1. Syllabus point 4 of Dunfee v. Childs references section 6, chapter 136, of the West Virginia Code which was the previous version of and substantially similar to the code section now found at W. Va.Code § 56–6–10.
2. As indicated above in syllabus point 4 of Dunfee v. Childs, a stay of proceedings in one case pending the resolution of another case is warranted when the stay is essential to justice, when the judgment in the one case will have legal effect and operation in the suit in which the stay is asked, and settle the matter in controversy in it. These factors do not exist below.

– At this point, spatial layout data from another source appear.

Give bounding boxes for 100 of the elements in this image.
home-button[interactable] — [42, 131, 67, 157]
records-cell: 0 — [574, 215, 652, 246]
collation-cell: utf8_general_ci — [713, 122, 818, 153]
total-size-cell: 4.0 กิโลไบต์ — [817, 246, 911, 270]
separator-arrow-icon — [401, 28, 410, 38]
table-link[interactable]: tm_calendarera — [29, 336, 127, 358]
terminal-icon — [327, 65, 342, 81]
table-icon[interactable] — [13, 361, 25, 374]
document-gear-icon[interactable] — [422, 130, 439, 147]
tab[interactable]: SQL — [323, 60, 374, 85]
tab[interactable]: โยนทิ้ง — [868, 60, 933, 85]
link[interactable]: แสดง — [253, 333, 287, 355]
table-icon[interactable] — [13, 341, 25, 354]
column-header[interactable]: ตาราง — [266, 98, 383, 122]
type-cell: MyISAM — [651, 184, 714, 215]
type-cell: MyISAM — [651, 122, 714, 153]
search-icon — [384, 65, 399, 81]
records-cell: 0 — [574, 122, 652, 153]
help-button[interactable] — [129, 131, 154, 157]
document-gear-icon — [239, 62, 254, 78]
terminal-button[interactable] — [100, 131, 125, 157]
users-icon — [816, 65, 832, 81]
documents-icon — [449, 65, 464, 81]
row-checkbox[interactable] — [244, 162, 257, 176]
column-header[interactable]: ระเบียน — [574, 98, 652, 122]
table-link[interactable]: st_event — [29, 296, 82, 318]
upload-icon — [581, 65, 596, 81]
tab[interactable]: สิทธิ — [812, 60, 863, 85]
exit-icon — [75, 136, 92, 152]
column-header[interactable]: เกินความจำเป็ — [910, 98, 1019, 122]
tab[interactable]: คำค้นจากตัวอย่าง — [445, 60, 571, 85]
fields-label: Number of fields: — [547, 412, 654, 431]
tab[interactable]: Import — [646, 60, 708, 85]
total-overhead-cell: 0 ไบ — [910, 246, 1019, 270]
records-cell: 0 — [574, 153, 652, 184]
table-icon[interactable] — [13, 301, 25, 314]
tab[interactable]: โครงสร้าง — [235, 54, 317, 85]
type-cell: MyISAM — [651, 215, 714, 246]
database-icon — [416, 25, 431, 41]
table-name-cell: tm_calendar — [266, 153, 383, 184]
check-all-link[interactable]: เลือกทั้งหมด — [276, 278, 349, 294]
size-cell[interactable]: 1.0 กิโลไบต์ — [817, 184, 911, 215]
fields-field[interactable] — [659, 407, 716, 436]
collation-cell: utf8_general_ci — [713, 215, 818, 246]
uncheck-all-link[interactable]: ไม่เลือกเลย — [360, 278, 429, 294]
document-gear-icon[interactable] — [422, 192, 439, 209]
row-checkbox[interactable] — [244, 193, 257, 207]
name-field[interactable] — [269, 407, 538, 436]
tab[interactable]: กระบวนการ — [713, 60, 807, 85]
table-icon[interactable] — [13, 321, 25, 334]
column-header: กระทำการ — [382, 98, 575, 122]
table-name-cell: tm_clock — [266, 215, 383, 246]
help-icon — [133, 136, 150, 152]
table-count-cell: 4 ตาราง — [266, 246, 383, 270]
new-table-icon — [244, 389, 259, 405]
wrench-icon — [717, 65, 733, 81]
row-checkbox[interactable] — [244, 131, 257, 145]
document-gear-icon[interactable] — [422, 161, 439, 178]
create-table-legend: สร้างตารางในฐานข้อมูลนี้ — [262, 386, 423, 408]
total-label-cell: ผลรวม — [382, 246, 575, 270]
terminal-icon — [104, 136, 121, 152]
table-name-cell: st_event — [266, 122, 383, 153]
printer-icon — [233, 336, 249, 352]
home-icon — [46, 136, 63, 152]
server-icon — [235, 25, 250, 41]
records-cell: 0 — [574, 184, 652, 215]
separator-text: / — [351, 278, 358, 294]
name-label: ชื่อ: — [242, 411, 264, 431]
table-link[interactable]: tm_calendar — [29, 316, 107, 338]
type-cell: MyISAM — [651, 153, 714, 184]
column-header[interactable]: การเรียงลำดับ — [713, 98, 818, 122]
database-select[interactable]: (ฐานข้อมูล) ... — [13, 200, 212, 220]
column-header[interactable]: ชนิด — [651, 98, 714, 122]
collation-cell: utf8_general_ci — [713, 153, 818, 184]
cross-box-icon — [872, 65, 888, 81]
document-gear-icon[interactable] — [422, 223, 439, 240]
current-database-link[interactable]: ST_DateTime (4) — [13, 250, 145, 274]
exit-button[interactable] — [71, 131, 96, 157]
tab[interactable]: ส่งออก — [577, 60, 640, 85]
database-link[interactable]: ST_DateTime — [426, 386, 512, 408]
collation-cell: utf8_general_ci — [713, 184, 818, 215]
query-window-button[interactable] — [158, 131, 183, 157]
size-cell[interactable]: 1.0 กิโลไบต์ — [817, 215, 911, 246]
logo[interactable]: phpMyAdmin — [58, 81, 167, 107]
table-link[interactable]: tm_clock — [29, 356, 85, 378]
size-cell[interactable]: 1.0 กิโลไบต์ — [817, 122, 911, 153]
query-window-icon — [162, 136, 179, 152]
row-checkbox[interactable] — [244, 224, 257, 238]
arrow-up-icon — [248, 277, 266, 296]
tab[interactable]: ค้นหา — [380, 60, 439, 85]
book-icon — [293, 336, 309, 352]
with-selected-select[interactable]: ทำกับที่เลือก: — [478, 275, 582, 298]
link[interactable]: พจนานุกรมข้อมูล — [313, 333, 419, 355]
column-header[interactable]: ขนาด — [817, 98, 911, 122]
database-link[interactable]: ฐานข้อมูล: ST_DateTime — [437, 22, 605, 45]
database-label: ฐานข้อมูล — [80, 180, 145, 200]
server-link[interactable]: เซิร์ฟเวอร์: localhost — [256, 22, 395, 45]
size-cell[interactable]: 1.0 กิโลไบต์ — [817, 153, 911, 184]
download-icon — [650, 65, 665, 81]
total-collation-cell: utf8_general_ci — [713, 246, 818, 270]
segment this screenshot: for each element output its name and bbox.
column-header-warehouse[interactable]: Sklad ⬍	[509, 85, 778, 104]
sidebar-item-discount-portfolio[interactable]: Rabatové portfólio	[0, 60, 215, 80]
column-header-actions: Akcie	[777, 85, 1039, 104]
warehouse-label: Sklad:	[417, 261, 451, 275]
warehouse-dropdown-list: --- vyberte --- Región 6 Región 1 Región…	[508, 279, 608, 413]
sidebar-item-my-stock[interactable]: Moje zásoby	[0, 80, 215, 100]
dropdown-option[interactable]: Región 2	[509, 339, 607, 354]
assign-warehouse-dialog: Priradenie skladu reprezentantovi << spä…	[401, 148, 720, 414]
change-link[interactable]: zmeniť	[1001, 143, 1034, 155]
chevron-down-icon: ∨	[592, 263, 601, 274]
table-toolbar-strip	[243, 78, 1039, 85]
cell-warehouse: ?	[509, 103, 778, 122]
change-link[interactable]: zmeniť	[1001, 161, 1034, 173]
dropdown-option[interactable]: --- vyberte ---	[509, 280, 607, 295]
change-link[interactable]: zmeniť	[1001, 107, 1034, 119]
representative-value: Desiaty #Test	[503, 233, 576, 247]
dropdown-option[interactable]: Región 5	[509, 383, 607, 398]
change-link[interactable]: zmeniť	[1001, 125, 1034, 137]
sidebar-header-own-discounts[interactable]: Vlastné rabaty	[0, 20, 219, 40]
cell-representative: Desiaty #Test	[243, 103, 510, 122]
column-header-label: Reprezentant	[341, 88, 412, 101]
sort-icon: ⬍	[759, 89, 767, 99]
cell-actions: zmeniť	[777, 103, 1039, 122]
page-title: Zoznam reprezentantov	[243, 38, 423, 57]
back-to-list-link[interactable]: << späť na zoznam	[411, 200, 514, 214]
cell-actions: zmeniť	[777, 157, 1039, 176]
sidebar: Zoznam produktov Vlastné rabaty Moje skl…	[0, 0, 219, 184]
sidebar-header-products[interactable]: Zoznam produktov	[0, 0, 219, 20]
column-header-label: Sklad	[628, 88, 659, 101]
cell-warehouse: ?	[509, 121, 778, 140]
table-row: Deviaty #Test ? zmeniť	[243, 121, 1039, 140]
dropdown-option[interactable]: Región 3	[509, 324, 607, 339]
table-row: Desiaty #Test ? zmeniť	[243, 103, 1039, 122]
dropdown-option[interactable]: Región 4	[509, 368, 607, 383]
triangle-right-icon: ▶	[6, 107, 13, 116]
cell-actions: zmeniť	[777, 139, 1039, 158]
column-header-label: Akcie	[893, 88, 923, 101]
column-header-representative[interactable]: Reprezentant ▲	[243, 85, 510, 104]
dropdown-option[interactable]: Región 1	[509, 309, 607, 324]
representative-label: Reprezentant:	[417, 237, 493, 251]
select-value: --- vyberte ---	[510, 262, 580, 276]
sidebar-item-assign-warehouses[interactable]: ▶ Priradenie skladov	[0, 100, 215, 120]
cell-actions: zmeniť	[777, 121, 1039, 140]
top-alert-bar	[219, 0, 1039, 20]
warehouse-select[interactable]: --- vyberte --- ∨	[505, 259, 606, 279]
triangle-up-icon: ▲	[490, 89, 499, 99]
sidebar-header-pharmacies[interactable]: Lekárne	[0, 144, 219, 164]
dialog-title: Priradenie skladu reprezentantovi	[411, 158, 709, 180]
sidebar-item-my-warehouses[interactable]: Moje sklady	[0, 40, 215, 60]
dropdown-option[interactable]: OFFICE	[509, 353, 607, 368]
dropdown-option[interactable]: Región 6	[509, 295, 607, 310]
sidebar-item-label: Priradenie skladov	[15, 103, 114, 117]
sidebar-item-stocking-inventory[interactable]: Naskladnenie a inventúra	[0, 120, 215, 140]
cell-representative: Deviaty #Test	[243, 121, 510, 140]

The resolution of the declaratory judgment action will have no legal effect and operation in the wrongful death action and will not settle the matter in controversy in it. The issue in the declaratory judgment action is whether the State Farm policy provides liability coverage for the allegedly negligent actions of William Piper in the death of Kyle Hoffman. In contrast, the issues in the wrongful death action are whether William Piper committed negligence which caused the death of Kyle Hoffman, Jr.